There are numerous steps you can take as a self storage owner operator to prevent or mitigate a building-related crisis before it happens. Here are helpful preventative tips that I’ve learned from my 13 years of facility management experience that can help prevent or mitigate building-related crises at your facility.
Power Outage
- Make sure your facility has a battery backup installed to keep computer systems and gates in working order in case of a power outage. This keeps your computers working and prevents someone from being locked inside the facility. Randomly check facility Exit sign lights during monthly site audits to ensure they are in working order during a power outage.
Fire
- Routinely check in with your fire alarm monitoring company. If your facility’s alarm system devices stop communicating, they should contact you immediately. I recommend using facility fire panels with cell service built in instead of a traditional phone line hookup. Fire extinguishers should be checked and tagged annually by a vendor.

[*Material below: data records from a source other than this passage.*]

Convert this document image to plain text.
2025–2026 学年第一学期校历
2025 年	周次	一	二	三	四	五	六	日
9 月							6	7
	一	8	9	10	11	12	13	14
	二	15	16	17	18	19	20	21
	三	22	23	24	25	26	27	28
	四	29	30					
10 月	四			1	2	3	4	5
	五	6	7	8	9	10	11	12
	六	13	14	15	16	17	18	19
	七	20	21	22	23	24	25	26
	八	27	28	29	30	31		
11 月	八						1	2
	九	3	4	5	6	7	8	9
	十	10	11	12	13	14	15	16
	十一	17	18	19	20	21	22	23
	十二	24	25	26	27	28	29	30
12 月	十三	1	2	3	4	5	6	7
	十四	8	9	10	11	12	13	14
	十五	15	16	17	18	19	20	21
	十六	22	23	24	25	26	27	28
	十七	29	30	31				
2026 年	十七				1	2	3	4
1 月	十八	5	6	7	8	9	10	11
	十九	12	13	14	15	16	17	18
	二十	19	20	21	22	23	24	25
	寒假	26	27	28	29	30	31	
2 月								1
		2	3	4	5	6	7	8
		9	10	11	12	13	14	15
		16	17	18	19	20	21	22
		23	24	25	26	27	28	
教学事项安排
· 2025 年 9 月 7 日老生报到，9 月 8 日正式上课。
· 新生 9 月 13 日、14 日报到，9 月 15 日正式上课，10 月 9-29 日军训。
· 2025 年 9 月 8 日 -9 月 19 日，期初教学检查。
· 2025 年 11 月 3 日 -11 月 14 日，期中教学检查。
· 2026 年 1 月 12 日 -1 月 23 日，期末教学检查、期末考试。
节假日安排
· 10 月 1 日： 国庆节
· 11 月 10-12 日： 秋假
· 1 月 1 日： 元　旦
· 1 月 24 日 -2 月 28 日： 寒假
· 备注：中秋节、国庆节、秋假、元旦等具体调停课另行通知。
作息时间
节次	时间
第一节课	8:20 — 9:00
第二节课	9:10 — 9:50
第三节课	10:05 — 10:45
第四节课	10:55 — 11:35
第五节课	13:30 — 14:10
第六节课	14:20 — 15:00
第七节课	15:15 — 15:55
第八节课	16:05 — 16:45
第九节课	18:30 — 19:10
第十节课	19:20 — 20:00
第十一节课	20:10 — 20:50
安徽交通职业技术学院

- Make sure the fire doors are closed. Tenants and managers tend to prop them open. Firewalls and fire doors are designed to contain a potential fire within a section of a building. If a door is propped open, a fire can quickly spread. Closed fire doors must be an item on your Supervisor’s monthly store visit checklist.
- Remove any power outlets from your facility’s units. Some older-style buildings have light outlets and plug outlets inside the units. Remove them immediately. Tenants can overload power outlets and cause fires. It will happen.
- Upgrade facility wall partitions from wood to metal.
Water
Regularly check catch basins to ensure they are not clogged. If they are clogged, clean them immediately. Clean catch basins help make sure that during the next heavy rain, water won’t back up into tenants’ units and damage their property.
Install heavy-duty door thresholds on all drive-up facility doors. Thresholds help slow down water seepage.
Install French Drains if your facility has standing water after rain storms. French Drains help mitigate flooding in areas where water tends to collect.
Make sure sprinkler heads are not in any area where U-Hauls or moving trucks can hit them. One New Year’s Eve, a Penske truck was exiting our drive-thru area with a roll-up overhead door. The truck hit a sprinkler head and kept going. Water poured into the load bay, got in under our sliding glass doors, and flooded the elevator shaft and most of the first floor of the building. That was not a fun New Year’s Eve. I was at our facility until four in the morning dealing with the water mitigation, a disaster restoration company, the fire department, and tenants.